When the Abu Dhabi clean energy company Masdar listed its first green bond on the London Stock Exchange on Monday, Dr Sultan Al Jaber, Masdar’s chairman and the Cop28 President-designate, described it as a “defining moment” not only for the firm but for climate finance in general.
Undoubtedly, the huge changes required to tackle climate change are fuelling investment in an array of companies and technologies that offer solutions to cope with a rapidly warming planet. According to research from industry advocacy group TheCityUK and BNP Paribas, the global green finance market grew from $5.2 billion in 2012 to more than $540bn in 2021. Green bonds accounted for the largest share of the market, rising from $342 million in 2017 to more than $78bn in 2021.
Countries leading the way on energy transition have been looking closely at green finance for some years. As far back as 2012, the Emirates launched the UAE Green Growth Strategy, which aims to make the country a global leader in sustainable economic development.
Seven years later, Abu Dhabi Global Market announced the Abu Dhabi Sustainable Finance Declaration, an initiative for financial institutions to commit to supporting climate-conscious development. Last month, the UAE Central Bank and the International Monetary Fund met in the capital to discuss co-operation on sustainable financing ahead of the Cop28 climate summit to be hosted by the Emirates in November.
So, although new horizons are coming into view, and it is an exciting time for this relatively new field of finance, some issues need to be considered. With any new or developing source of finance there can be uncertainty. For example, there is a relative lack of standardisation and no single definition of what constitutes a "green" investment. This was acknowledged in a Ministry of Environment document – State of Green Finance in the UAE – that said there is “no universal approach to green finance as it is defined by general positivity, specific technologies, profitability or others’ evaluation”.
Green investments with high up-front costs can be more expensive than traditional investments, which can make them less attractive to some investors.
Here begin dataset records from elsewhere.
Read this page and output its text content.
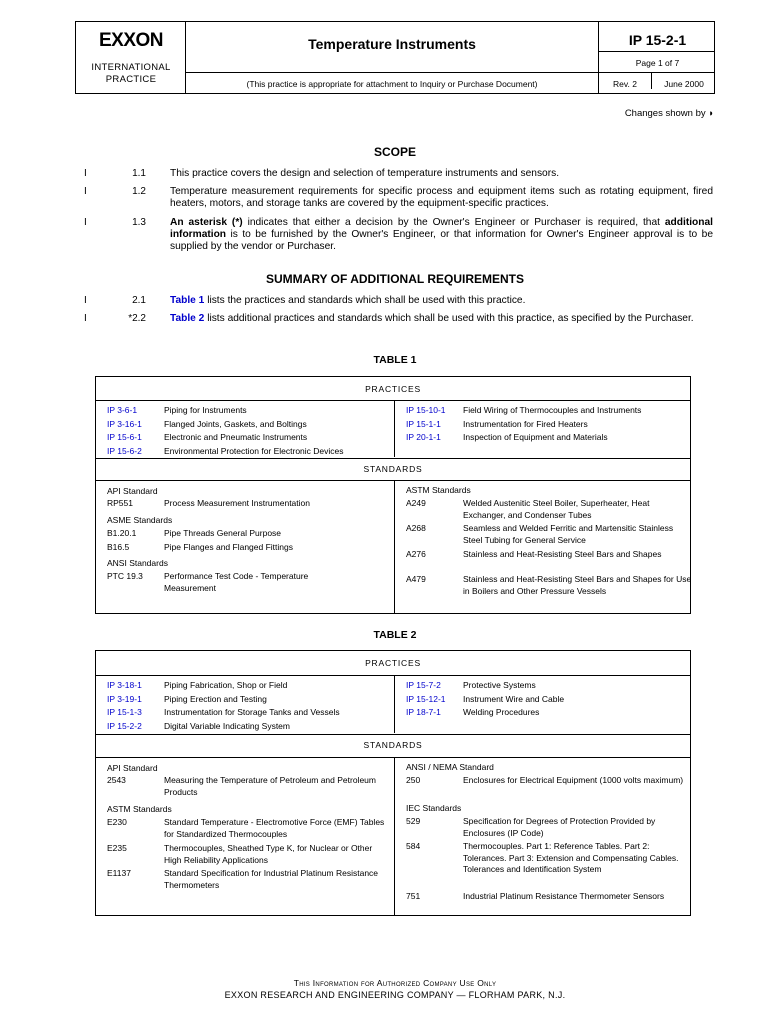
EXXON
INTERNATIONAL
PRACTICE
Temperature Instruments
(This practice is appropriate for attachment to Inquiry or Purchase Document)
IP 15-2-1
Page 1 of 7
Rev. 2	June 2000
Changes shown by ◗
SCOPE
I	1.1 This practice covers the design and selection of temperature instruments and sensors.
I	1.2 Temperature measurement requirements for specific process and equipment items such as rotating equipment, fired heaters, motors, and storage tanks are covered by the equipment-specific practices.
I	1.3 An asterisk (*) indicates that either a decision by the Owner's Engineer or Purchaser is required, that additional information is to be furnished by the Owner's Engineer, or that information for Owner's Engineer approval is to be supplied by the vendor or Purchaser.
SUMMARY OF ADDITIONAL REQUIREMENTS
I	2.1 Table 1 lists the practices and standards which shall be used with this practice.
I	*2.2 Table 2 lists additional practices and standards which shall be used with this practice, as specified by the Purchaser.
TABLE 1
PRACTICES
IP 3-6-1	Piping for Instruments
IP 3-16-1	Flanged Joints, Gaskets, and Boltings
IP 15-6-1	Electronic and Pneumatic Instruments
IP 15-6-2	Environmental Protection for Electronic Devices
IP 15-10-1 Field Wiring of Thermocouples and Instruments
IP 15-1-1	Instrumentation for Fired Heaters
IP 20-1-1	Inspection of Equipment and Materials
STANDARDS
API Standard
RP551	Process Measurement Instrumentation
ASME Standards
B1.20.1	Pipe Threads General Purpose
B16.5	Pipe Flanges and Flanged Fittings
ANSI Standards
PTC 19.3 Performance Test Code - Temperature Measurement
ASTM Standards
A249	Welded Austenitic Steel Boiler, Superheater, Heat Exchanger, and Condenser Tubes
A268	Seamless and Welded Ferritic and Martensitic Stainless Steel Tubing for General Service
A276	Stainless and Heat-Resisting Steel Bars and Shapes
A479	Stainless and Heat-Resisting Steel Bars and Shapes for Use in Boilers and Other Pressure Vessels
TABLE 2
PRACTICES
IP 3-18-1	Piping Fabrication, Shop or Field
IP 3-19-1	Piping Erection and Testing
IP 15-1-3	Instrumentation for Storage Tanks and Vessels
IP 15-2-2	Digital Variable Indicating System
IP 15-7-2	Protective Systems
IP 15-12-1 Instrument Wire and Cable
IP 18-7-1	Welding Procedures
STANDARDS
API Standard
2543	Measuring the Temperature of Petroleum and Petroleum Products
ASTM Standards
E230	Standard Temperature - Electromotive Force (EMF) Tables for Standardized Thermocouples
E235	Thermocouples, Sheathed Type K, for Nuclear or Other High Reliability Applications
E1137	Standard Specification for Industrial Platinum Resistance Thermometers
ANSI / NEMA Standard
250	Enclosures for Electrical Equipment (1000 volts maximum)
IEC Standards
529	Specification for Degrees of Protection Provided by Enclosures (IP Code)
584	Thermocouples. Part 1: Reference Tables. Part 2: Tolerances. Part 3: Extension and Compensating Cables. Tolerances and Identification System
751	Industrial Platinum Resistance Thermometer Sensors
This Information for Authorized Company Use Only
EXXON RESEARCH AND ENGINEERING COMPANY — FLORHAM PARK, N.J.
According to Morningstar data quoted in The Wall Street Journal in February the average green US stock exchange-traded fund charges 0.17 per cent in annual fees – 0.05 percentage points more than conventional funds.
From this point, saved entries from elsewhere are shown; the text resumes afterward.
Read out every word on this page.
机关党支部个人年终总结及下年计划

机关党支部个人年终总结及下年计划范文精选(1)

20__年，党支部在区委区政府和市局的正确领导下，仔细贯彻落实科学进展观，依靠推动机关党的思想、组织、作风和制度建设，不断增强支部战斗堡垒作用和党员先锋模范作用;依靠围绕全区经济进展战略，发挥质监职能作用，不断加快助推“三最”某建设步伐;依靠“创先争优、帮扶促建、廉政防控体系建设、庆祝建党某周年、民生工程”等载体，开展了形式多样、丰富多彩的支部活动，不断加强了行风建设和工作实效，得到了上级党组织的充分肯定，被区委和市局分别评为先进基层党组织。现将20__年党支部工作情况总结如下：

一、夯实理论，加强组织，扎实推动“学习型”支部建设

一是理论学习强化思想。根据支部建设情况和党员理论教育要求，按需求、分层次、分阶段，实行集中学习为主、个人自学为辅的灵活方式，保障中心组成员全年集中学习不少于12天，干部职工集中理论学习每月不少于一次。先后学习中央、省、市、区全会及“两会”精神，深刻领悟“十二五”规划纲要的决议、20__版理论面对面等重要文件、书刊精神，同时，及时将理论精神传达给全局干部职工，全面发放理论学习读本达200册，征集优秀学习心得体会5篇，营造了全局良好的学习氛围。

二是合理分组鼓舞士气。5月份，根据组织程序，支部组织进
Green investments also typically have a longer investment horizon, with long payback periods. This can deter investors who have shorter-term goals, but the matter of green finance is crucial for everyone’s future.
These are issues that have an importance far beyond the world of business and finance. It is not hyperbole to suggest the projects, technologies and companies currently at the heart of green finance will change, or even save, the world. The signs are encouraging that green finance is far from being a flash in the pan investment. It seems the smart money will be on those players who can offer solutions to arguably the most pressing problem for humanity.